The examples below describe how we might write down the hypotheses for an experiment, for statistical hypothesis testing.
We require to test whether the mean rate of absorption is close to a particular value: 1.5mg/h (perhaps because we want to be certain about rate of uptake in a patient). We measure the rate of absorption, and assume that (i) the data is Normally Distributed, and (ii) no alternative mean has been suggested.
In this case, we can set our hypothesis to be:
\[H_0: \textrm{The mean rate of absorption is 1.5mg/h}\]
and then perform a two-tailed \(t\)-test against an assumed mean value of 1.5, because we want to check if our data is extremely high or extremely low.
We require to test whether the mean rate of absorption is slower than a particular value: 1.5mg/h (because faster absorption may result in kidney or liver damage, for example). We measure the rate of absorption, and assume that (i) the data is Normally Distributed, and (ii) no alternative mean has been suggested.
In this case, we can set our hypothesis to be:
\[H_0: \textrm{The mean rate of absorption is greater than 1.5mg/h}\]

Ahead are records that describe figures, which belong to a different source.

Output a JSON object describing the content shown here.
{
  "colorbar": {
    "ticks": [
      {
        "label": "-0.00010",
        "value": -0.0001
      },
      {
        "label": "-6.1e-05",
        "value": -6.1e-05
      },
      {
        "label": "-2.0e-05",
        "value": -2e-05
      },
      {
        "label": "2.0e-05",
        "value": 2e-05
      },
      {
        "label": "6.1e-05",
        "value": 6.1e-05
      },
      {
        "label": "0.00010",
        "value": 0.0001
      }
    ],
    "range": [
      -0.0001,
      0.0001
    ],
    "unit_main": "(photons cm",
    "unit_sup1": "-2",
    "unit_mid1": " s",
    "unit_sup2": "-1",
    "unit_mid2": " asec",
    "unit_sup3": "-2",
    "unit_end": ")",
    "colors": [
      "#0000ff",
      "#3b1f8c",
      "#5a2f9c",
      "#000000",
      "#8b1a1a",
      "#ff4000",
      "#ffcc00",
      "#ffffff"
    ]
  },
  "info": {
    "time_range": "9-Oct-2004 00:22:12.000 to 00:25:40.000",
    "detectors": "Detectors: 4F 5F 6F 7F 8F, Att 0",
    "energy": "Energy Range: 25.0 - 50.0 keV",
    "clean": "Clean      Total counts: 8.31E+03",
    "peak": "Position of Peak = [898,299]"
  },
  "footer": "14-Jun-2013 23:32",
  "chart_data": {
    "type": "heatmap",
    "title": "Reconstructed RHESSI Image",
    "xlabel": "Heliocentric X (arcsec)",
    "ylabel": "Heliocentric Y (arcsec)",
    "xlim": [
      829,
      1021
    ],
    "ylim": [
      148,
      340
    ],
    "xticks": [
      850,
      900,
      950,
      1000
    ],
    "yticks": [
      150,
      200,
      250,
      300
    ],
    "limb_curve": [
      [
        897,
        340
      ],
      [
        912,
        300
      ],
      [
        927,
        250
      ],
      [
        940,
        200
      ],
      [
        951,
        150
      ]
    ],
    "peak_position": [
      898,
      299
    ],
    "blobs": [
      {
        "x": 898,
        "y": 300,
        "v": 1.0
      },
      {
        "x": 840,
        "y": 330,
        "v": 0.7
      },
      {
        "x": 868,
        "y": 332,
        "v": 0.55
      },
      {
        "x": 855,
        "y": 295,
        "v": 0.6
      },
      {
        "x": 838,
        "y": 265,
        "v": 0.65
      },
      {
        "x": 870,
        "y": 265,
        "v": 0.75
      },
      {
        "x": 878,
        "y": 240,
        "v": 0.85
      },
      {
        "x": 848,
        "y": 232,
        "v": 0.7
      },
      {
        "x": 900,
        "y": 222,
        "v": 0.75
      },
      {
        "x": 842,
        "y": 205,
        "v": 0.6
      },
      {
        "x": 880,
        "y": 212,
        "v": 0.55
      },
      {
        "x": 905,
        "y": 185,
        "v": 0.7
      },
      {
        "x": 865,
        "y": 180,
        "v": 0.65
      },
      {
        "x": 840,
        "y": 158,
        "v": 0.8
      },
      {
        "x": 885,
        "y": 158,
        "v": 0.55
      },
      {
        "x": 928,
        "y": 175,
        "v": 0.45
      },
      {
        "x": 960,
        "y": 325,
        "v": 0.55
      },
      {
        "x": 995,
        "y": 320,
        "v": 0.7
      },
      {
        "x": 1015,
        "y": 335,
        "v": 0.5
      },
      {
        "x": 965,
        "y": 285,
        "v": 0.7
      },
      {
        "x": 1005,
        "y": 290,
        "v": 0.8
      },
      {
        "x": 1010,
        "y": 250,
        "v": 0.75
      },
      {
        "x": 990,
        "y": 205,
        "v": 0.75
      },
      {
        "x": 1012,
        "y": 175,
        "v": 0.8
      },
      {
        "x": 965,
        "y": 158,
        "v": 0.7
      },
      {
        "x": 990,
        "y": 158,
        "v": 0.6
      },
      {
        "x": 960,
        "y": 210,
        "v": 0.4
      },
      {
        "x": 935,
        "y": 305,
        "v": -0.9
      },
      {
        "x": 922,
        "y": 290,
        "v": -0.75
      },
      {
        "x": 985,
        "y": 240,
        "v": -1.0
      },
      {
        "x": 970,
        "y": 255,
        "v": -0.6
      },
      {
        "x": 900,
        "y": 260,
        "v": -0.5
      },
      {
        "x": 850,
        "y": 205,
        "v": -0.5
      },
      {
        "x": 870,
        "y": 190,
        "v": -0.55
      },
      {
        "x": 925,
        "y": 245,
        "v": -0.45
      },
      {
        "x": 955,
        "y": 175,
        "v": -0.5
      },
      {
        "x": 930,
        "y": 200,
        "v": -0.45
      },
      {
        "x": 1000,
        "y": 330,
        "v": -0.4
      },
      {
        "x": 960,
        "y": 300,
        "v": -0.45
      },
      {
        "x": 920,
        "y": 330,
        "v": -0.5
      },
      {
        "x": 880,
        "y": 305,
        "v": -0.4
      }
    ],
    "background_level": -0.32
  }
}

and then perform a one-tailed \(t\)-test against an assumed mean value of 1.5, because we want to check if our data is extremely high.
We require to test whether our new drug A is equivalent to the current best treatment available: drug B. We will be measuring pain on a continuous scale, assuming that the data is Normally-distributed. We have the same number of patients, matched for the same backgrounds and characteristics, being treated with each drug. Each patient receives one and only one drug.
Here, we can set our hypothesis to be:
\[H_0: \textrm{There is no difference between the effectiveness of the two treatments}\]
and then perform a two-tailed, two-sample t-test on the two datasets. In this case we would be checking to see if the mean difference between each dataset mean is extremely different from zero (in either positive or negative direction).